Ordering rules for distributions
  • If you take a distribution from your Roth IRA that is not a qualified distribution, part of it may be taxable. There is a set order that contributions, conversions, and earnings are considered to be distributed from your Roth IRA. If you have multiple Roth IRA’s, they are aggregated together for ordering purposes. The order is: 
  1. Contributions.
  2. Roth IRA conversions and rollover contributions from other types of retirement accounts on a first-in, first-out basis. The taxable portion of the conversion/rollover is first, followed by the nontaxable portion. 
  3. Earnings.

Qualified distributions
  • Qualified distributions are not subject to federal income tax. State tax treatment varies. Check with your tax advisor for more information.
  • A distribution is qualified if it meets the following criteria:
    • It has been at least 5 years from the beginning of the year the first Roth IRA contribution or conversion was made for; AND
    • You reach age 59 ½, you are buying your first home ($10,000 limit), you are disabled, or the distribution is made to the beneficiary of the IRA.

Early withdrawal penalty exceptions
  • You may not have to pay the 10% additional penalty tax on the taxable portion of a non-qualified distribution. Check with your tax advisor for more information.

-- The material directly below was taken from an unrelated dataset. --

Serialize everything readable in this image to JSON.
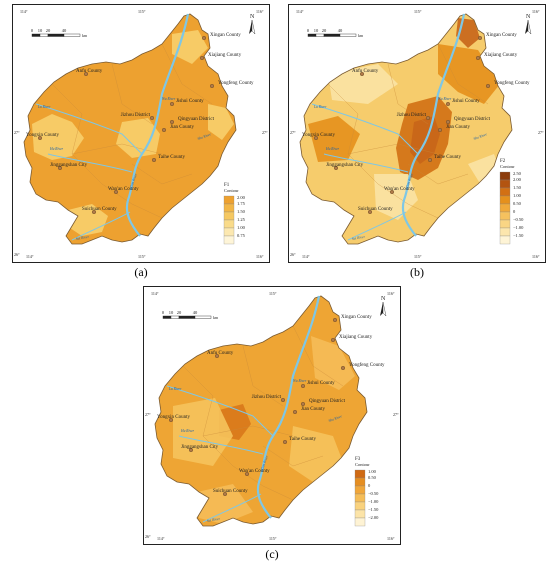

Thrivent Mutual Funds fees
  • Annual Retirement custodial fee is $15 per shareholder (Traditional, SEP and Roth IRAs combined). Fee may be waived if you have $50,000 or more invested in Thrivent mutual funds. Fees are also waived for shareholders that have an automatic purchase plan for $3,000 or more annually into their Traditional or Roth IRA accounts.
  • Retirement account closeout fee of $15 may apply if all accounts in that retirement plan fee group are closed prior to the annual fee occurring.
  • Semiannual low balance fee of $10 may apply for those accounts not maintaining minimum balance requirements. See the Prospectus for more information.
  • Other fees may apply for certain services and are redeemed directly from your account. Examples include overnight delivery or wire fees.